Detention and Removal
CLINIC continues to fight against the government’s practice of detaining immigrant mothers and their children. CLINIC, through its work in the CARA Family Detention Pro Bono Project has been especially active in the national fight to eliminate large scale family detention centers. CLINIC and CARA have been leading advocacy efforts to challenge unlawful asylum, detention, and deportation policies of DHS. Such advocacy activities have included submitting a complaint to the DHS Office of Civil Rights and Civil Liberties (CRCL) regarding inadequate language access for indigenous language speakers and filing a letter to high-level DHS officials about glaring due process violations that have occurred since the court order of October 23rd.
From January 2- 4, the Department of Homeland Security (DHS) conducted enforcement actions targeting immigrants who arrived to the United States after January 1, 2014, and had final orders of removal. DHS picked up 121 individuals in local communities in Georgia, North Carolina, and Texas. CLINIC responded to these action by writing a a letter to DHS Secretary Jeh Johnson, condemning the targeting of Central American women and children and urging an end to the practice, putting together a a backgrounder explaining the recent actions and what to do in your community, and, through its partnership with the CARA Family Detention Pro Bono Project, help receive stays of deportation from the Board of Immigration Appeals in twelve cases, affecting thirty-three women and children. CLINIC continues to monitor this issue and will appreciate hearing what is occurring in your community.
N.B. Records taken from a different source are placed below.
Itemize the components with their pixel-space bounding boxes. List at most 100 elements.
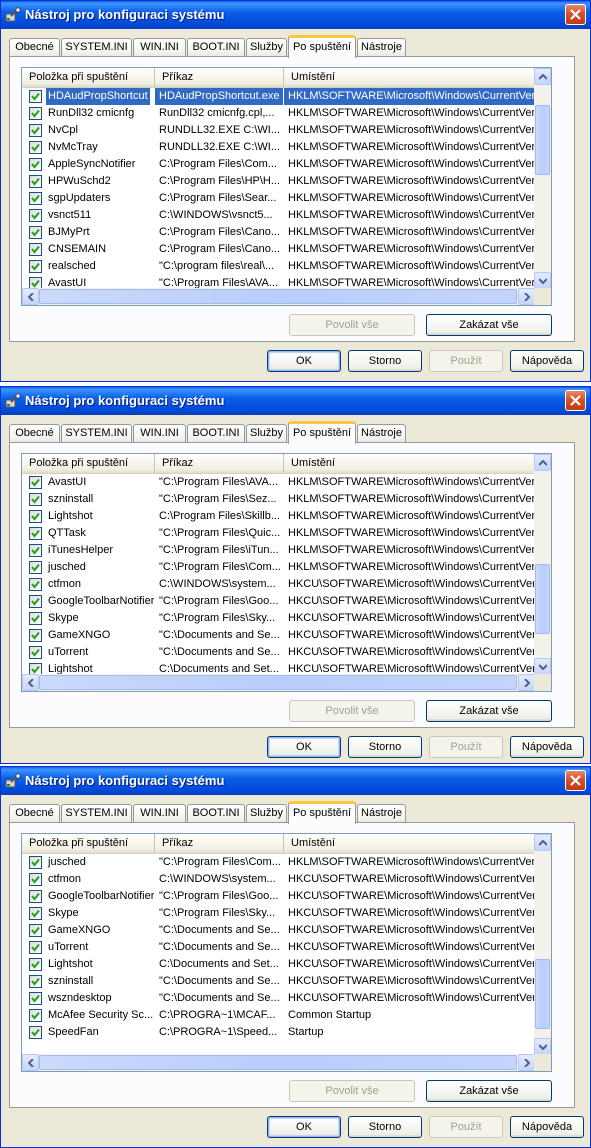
ok-button[interactable]: OK (267, 736, 341, 758)
tab-nástroje[interactable]: Nástroje (357, 804, 406, 823)
close-button[interactable] (565, 4, 586, 25)
list-item[interactable]: iTunesHelper "C:\Program Files\iTun... HKL… (22, 542, 535, 559)
list-item[interactable]: HDAudPropShortcut HDAudPropShortcut.exe HK… (22, 88, 535, 105)
list-item[interactable]: SpeedFan C:\PROGRA~1\Speed... Startup (22, 1024, 535, 1041)
list-item[interactable]: jusched "C:\Program Files\Com... HKLM\SOFT… (22, 854, 535, 871)
horizontal-scrollbar[interactable] (22, 288, 535, 305)
startup-checkbox[interactable] (29, 873, 42, 886)
startup-checkbox[interactable] (29, 646, 42, 659)
tab-obecné[interactable]: Obecné (9, 38, 60, 57)
startup-checkbox[interactable] (29, 192, 42, 205)
vertical-scroll-thumb[interactable] (535, 564, 550, 634)
column-header-command[interactable]: Příkaz (155, 834, 284, 853)
disable-all-button[interactable]: Zakázat vše (426, 700, 552, 722)
tab-služby[interactable]: Služby (246, 804, 287, 823)
scroll-right-button[interactable] (518, 674, 535, 691)
column-header-item[interactable]: Položka při spuštění (22, 454, 155, 473)
tab-boot-ini[interactable]: BOOT.INI (187, 804, 245, 823)
startup-checkbox[interactable] (29, 958, 42, 971)
startup-checkbox[interactable] (29, 544, 42, 557)
list-item[interactable]: GoogleToolbarNotifier "C:\Program Files\G… (22, 888, 535, 905)
disable-all-button[interactable]: Zakázat vše (426, 314, 552, 336)
startup-list[interactable]: Položka při spuštění Příkaz Umístění HDAudP… (21, 67, 552, 306)
list-item[interactable]: McAfee Security Sc... C:\PROGRA~1\MCAF...… (22, 1007, 535, 1024)
list-item[interactable]: uTorrent "C:\Documents and Se... HKCU\SOFT… (22, 644, 535, 661)
vertical-scrollbar[interactable] (534, 68, 551, 289)
tab-win-ini[interactable]: WIN.INI (133, 804, 186, 823)
scroll-right-button[interactable] (518, 1054, 535, 1071)
column-header-command[interactable]: Příkaz (155, 68, 284, 87)
column-header-item[interactable]: Položka při spuštění (22, 834, 155, 853)
vertical-scrollbar[interactable] (534, 834, 551, 1055)
startup-checkbox[interactable] (29, 1026, 42, 1039)
startup-checkbox[interactable] (29, 175, 42, 188)
tab-win-ini[interactable]: WIN.INI (133, 38, 186, 57)
scroll-left-button[interactable] (22, 674, 39, 691)
list-item[interactable]: NvCpl RUNDLL32.EXE C:\WI... HKLM\SOFTWARE\… (22, 122, 535, 139)
scroll-up-button[interactable] (534, 454, 551, 471)
apply-button[interactable]: Použít (429, 736, 503, 758)
list-item[interactable]: HPWuSchd2 C:\Program Files\HP\H... HKLM\SO… (22, 173, 535, 190)
scroll-up-button[interactable] (534, 834, 551, 851)
scroll-up-button[interactable] (534, 68, 551, 85)
tab-boot-ini[interactable]: BOOT.INI (187, 424, 245, 443)
startup-checkbox[interactable] (29, 924, 42, 937)
tab-system-ini[interactable]: SYSTEM.INI (61, 38, 132, 57)
vertical-scroll-thumb[interactable] (535, 105, 550, 175)
list-item[interactable]: NvMcTray RUNDLL32.EXE C:\WI... HKLM\SOFTWA… (22, 139, 535, 156)
list-item[interactable]: Skype "C:\Program Files\Sky... HKCU\SOFTWA… (22, 905, 535, 922)
list-item[interactable]: realsched "C:\program files\real\... HKLM\… (22, 258, 535, 275)
startup-checkbox[interactable] (29, 1009, 42, 1022)
list-item[interactable]: AvastUI "C:\Program Files\AVA... HKLM\SOFT… (22, 474, 535, 491)
startup-checkbox[interactable] (29, 890, 42, 903)
tab-po-spuštění[interactable]: Po spuštění (288, 801, 356, 824)
startup-checkbox[interactable] (29, 975, 42, 988)
column-header-location[interactable]: Umístění (284, 454, 535, 473)
startup-checkbox[interactable] (29, 107, 42, 120)
ok-button[interactable]: OK (267, 350, 341, 372)
startup-checkbox[interactable] (29, 260, 42, 273)
tab-služby[interactable]: Služby (246, 424, 287, 443)
startup-checkbox[interactable] (29, 243, 42, 256)
column-header-location[interactable]: Umístění (284, 68, 535, 87)
enable-all-button[interactable]: Povolit vše (289, 314, 415, 336)
list-item[interactable]: wszndesktop "C:\Documents and Se... HKCU\S… (22, 990, 535, 1007)
vertical-scroll-thumb[interactable] (535, 959, 550, 1029)
tab-nástroje[interactable]: Nástroje (357, 38, 406, 57)
column-header-command[interactable]: Příkaz (155, 454, 284, 473)
startup-list[interactable]: Položka při spuštění Příkaz Umístění jusche… (21, 833, 552, 1072)
tab-system-ini[interactable]: SYSTEM.INI (61, 804, 132, 823)
cancel-button[interactable]: Storno (348, 736, 422, 758)
enable-all-button[interactable]: Povolit vše (289, 1080, 415, 1102)
scroll-left-button[interactable] (22, 1054, 39, 1071)
column-header-item[interactable]: Položka při spuštění (22, 68, 155, 87)
list-item[interactable]: GameXNGO "C:\Documents and Se... HKCU\SOFT… (22, 627, 535, 644)
scroll-down-button[interactable] (534, 1038, 551, 1055)
startup-checkbox[interactable] (29, 124, 42, 137)
tab-win-ini[interactable]: WIN.INI (133, 424, 186, 443)
startup-checkbox[interactable] (29, 493, 42, 506)
list-item[interactable]: ctfmon C:\WINDOWS\system... HKCU\SOFTWARE\… (22, 576, 535, 593)
startup-list[interactable]: Položka při spuštění Příkaz Umístění AvastU… (21, 453, 552, 692)
startup-checkbox[interactable] (29, 856, 42, 869)
vertical-scrollbar[interactable] (534, 454, 551, 675)
tab-obecné[interactable]: Obecné (9, 804, 60, 823)
help-button[interactable]: Nápověda (510, 1116, 584, 1138)
startup-checkbox[interactable] (29, 612, 42, 625)
list-item[interactable]: Lightshot C:\Documents and Set... HKCU\SOF… (22, 956, 535, 973)
tab-obecné[interactable]: Obecné (9, 424, 60, 443)
startup-checkbox[interactable] (29, 158, 42, 171)
help-button[interactable]: Nápověda (510, 736, 584, 758)
close-button[interactable] (565, 770, 586, 791)
tab-služby[interactable]: Služby (246, 38, 287, 57)
disable-all-button[interactable]: Zakázat vše (426, 1080, 552, 1102)
column-header-location[interactable]: Umístění (284, 834, 535, 853)
ok-button[interactable]: OK (267, 1116, 341, 1138)
scroll-down-button[interactable] (534, 272, 551, 289)
startup-checkbox[interactable] (29, 226, 42, 239)
startup-checkbox[interactable] (29, 90, 42, 103)
close-button[interactable] (565, 390, 586, 411)
apply-button[interactable]: Použít (429, 350, 503, 372)
title-bar[interactable]: Nástroj pro konfiguraci systému (1, 1, 590, 29)
tab-po-spuštění[interactable]: Po spuštění (288, 35, 356, 58)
CLINIC advocates for the end of the U.S. policy of detaining families who arrive in the U.S. seeking protection from crime and violence in their home countries. It also participates in the CARA Family Detention Pro Bono Representation and Advocacy Project, working to provide legal representation to these families.
On October 16th, 2015, CLINIC along with more than 140 organizations and individuals, sent a letter to Texas state officials urging them to deny child care licenses to private prison companies operating two family detention camps in South Texas. The letter sent to Texas Governor Greg Abbott and Texas Department of Family and Protective Services Commissioner John Specia argued that the family detention facilities, by their nature, do not foster child welfare.
On July 24, 2015, Judge Dolly Gee of the United States District Court for the Central District of California issued a long-awaited decision applying the Flores Settlement Agreement of 1997 to the minors currently detained in Dilley and Karnes City, Texas, and in Leesport, Pennsylvania.